In the past few months, there have been tragic situations involving police officers captured on video. The videos have become part of conversations across the nation.
I’m not talking about the front page of the newspaper or pundits on television. I’m talking about conversations taking place in coffee shops, barbershops and at the dinner table.
People are trying to make sense of the violent imagery.
The vast majority of these conversations are taking place without input from everyday police officers.
It seems almost every time I am in a group and tell them I am a retired police officer I inevitably get asked, “That’s great. I have some questions.”
I wonder how many people have the opportunity to speak with a police officer one on one and get their assessment of these videos.

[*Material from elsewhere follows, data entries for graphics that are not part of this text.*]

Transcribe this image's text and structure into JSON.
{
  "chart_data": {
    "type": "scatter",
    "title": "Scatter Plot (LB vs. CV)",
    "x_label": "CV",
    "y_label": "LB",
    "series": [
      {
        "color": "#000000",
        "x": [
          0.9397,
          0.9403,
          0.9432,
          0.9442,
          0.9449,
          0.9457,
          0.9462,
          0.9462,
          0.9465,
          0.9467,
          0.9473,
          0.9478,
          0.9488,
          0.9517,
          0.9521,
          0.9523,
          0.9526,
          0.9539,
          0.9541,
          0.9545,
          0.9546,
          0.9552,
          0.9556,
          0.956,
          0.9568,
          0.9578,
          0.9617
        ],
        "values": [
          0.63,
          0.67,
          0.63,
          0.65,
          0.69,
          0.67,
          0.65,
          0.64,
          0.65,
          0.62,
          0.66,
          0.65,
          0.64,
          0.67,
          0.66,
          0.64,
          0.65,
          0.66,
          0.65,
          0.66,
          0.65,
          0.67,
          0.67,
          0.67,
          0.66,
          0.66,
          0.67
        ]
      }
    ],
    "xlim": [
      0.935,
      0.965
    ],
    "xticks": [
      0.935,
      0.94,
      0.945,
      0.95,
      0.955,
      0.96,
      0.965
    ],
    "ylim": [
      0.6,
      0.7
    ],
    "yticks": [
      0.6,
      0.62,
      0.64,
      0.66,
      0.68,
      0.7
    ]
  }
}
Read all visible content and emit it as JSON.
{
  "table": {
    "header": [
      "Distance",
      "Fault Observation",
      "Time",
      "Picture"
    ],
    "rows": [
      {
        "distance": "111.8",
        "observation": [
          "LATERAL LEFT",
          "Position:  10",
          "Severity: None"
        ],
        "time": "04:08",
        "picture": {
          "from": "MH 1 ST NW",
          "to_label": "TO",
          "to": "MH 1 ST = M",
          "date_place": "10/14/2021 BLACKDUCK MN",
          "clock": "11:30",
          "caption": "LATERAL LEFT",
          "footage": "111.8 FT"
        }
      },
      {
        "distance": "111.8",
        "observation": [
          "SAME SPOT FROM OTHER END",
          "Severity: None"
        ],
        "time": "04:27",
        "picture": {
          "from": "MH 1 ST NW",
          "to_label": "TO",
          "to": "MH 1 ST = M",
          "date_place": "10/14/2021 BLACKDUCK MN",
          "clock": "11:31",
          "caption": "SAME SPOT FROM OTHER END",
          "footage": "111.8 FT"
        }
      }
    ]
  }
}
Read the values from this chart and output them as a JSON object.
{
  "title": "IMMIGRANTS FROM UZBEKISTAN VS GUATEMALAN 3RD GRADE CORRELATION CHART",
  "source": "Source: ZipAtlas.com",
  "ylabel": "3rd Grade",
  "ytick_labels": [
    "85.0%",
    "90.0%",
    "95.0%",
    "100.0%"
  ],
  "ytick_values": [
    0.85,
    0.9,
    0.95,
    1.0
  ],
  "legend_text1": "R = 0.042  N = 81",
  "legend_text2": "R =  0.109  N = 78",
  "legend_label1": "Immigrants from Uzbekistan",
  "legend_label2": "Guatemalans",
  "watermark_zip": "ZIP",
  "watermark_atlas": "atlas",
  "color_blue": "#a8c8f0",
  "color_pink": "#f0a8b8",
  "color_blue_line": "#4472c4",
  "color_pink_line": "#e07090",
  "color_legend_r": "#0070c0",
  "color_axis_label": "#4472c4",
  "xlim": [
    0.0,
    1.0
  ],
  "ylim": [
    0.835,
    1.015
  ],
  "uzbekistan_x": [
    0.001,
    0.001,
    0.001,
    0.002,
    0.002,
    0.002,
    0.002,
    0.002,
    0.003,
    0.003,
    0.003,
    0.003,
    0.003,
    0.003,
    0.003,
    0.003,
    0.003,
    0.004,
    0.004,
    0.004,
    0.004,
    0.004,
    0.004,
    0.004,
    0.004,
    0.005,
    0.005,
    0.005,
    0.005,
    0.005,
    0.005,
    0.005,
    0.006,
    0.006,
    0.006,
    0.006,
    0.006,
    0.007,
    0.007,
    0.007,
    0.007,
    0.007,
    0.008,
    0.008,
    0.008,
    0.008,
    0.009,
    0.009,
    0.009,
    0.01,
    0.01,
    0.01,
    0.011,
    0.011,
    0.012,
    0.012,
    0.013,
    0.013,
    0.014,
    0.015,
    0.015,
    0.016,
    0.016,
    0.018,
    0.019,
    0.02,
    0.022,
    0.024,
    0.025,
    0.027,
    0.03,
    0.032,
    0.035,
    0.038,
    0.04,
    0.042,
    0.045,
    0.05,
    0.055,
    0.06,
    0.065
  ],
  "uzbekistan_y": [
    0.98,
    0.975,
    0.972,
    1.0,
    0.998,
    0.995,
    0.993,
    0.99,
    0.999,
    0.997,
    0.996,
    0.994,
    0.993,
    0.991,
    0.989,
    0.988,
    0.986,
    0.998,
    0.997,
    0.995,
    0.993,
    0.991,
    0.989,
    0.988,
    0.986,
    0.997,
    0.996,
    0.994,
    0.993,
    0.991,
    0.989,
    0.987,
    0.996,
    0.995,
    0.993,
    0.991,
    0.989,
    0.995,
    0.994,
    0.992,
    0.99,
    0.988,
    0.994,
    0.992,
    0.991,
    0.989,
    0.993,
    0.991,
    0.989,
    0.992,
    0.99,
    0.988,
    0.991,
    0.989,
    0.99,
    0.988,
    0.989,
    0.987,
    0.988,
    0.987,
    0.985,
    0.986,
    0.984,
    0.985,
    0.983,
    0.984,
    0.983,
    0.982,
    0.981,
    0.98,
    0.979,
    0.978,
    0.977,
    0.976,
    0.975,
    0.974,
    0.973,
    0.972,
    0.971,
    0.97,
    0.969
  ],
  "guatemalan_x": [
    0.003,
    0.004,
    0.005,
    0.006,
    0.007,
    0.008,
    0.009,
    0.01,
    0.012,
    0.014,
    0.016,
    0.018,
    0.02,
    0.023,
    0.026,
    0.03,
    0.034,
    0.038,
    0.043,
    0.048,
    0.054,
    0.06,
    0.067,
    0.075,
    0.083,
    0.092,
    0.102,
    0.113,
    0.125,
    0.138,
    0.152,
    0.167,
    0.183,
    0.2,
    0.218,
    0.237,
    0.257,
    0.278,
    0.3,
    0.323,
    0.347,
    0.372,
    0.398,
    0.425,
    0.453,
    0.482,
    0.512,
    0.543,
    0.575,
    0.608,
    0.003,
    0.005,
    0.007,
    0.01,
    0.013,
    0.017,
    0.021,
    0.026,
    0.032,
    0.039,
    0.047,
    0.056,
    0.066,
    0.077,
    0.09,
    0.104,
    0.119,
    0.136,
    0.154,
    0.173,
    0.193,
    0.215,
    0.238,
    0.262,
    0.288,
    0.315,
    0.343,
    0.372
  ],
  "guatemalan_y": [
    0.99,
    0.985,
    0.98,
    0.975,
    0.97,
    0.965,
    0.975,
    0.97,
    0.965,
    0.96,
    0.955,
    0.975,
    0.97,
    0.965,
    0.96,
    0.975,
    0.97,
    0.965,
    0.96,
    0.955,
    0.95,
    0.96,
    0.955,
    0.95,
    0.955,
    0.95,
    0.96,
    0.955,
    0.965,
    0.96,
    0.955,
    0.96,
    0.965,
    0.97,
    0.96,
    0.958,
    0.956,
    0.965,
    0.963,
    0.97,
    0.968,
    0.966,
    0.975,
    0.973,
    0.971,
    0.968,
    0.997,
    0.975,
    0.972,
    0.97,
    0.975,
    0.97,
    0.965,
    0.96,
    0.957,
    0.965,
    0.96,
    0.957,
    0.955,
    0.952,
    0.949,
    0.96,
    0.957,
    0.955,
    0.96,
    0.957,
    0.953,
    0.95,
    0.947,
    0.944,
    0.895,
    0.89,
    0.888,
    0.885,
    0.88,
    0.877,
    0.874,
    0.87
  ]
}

First and foremost, when a police officer sees the use of force on the news, their first response is often the same as most people.
Mine is sometimes, “Damn, that looks bad.”
Given all my experience, if I feel an encounter looks bad I can only imagine what somebody who isn’t a police officer must think.
Policing is experiential – that’s where my evaluation of these events may start to differ from those who have never contacted an armed suspect.
In Baton Rouge, Louisiana two officers fought with an armed suspect. At the time the decision is made to shoot, I wonder, “What was the officer thinking?”
I also ask myself several other questions: What happened before the physical confrontation? What was said? What was the subject’s response? I am curious about physical and verbal responses.
What was the information the officers received from dispatch before and as they got out of their car?
What was the officer thinking when he heard his partner yell, “Gun!”
Did the shouting of the word “Gun!” change the response? How?
How much can we discern about what the officer was thinking from the video alone?
In Falcon Heights, Minnesota, the aftermath of a police shooting is caught on a cell phone by the shot man’s fiancé and broadcast to the world.
The emotional state of the officer is evident when he says, “”I told him not to reach for it. I told him to get his hand off it.”
The tragic imagery is powerful and moving. Once again I ask the question, “What was the officer thinking?”
What did the officer know before he approached the vehicle? What were the words exchanged? What was the subject’s response – both physical and verbal?
Did the officer’s experience and training adequately prepare him for this type of contact?
Let’s face it, experience and training make a difference in how a police officer processes events.
These two incidents and others are now under intense scrutiny – legally, procedurally and tactically.
Investigators, prosecutors, and department staff will be asking the same question: What was the officer thinking?